Making parenting economic inequity visible
We know that unpaid and underpaid care work leaves many women economically insecure and retiring in poverty.
Imagine how the conversation would shift if the norm and expectation became:
When you, as a dual-parent family, decide one person leaves the paid workforce to grow/birth/raise children (or you do this in a shared way), any income coming into the household is split 50/50 between the two of you, after taking out an amount for super that’s contributed to the non-paid workforce partner’s super. Because you are both contributing equally to the family, whether its more of a financial contribution or more of a caring-and-everything-else contribution. You contribute 50/50 to shared expenses and anything you’ve mutually agreed to. The rest is each person’s to spend or invest however they want.

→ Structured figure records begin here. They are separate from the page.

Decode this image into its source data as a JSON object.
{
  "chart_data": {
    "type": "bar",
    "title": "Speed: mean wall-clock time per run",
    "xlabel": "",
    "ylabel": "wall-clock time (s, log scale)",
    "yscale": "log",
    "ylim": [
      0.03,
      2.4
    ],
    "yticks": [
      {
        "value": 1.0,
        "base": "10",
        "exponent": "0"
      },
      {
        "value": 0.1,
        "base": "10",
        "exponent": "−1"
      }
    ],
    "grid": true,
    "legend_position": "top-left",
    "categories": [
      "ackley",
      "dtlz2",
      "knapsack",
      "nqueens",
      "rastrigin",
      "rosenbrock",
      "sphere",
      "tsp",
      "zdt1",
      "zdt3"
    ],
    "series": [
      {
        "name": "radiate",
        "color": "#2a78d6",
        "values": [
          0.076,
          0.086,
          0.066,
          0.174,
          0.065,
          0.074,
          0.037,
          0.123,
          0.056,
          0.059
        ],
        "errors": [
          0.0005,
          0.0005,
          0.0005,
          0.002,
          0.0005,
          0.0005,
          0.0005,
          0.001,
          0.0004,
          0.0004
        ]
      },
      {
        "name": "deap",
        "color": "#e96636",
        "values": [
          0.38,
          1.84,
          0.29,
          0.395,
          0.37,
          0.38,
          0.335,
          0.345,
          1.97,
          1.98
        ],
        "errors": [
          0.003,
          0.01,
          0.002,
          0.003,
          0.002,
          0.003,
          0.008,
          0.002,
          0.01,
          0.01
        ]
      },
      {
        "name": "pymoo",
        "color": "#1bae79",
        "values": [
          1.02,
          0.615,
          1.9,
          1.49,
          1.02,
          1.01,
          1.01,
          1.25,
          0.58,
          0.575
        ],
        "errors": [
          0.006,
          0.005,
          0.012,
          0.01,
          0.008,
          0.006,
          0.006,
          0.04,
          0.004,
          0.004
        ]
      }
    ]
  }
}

Less men would be buying cars and boats while their partner rations her takeaway coffee. We would instantly have so many more men advocating for more payment for care work. We would also uncover some of the deep-seated beliefs that are red flags for coercive control and gendered violence, as some people try to explain why a 50/50 split “isn’t fair”.
Why is it so radical to think about it like this?
Because it makes the economic insecurity visible, instead of women invisibly shouldering it all.
Eve Rodksy made invisible labour visible with Fair Play. Now it’s time to make the economic insecurity visible, right from the start.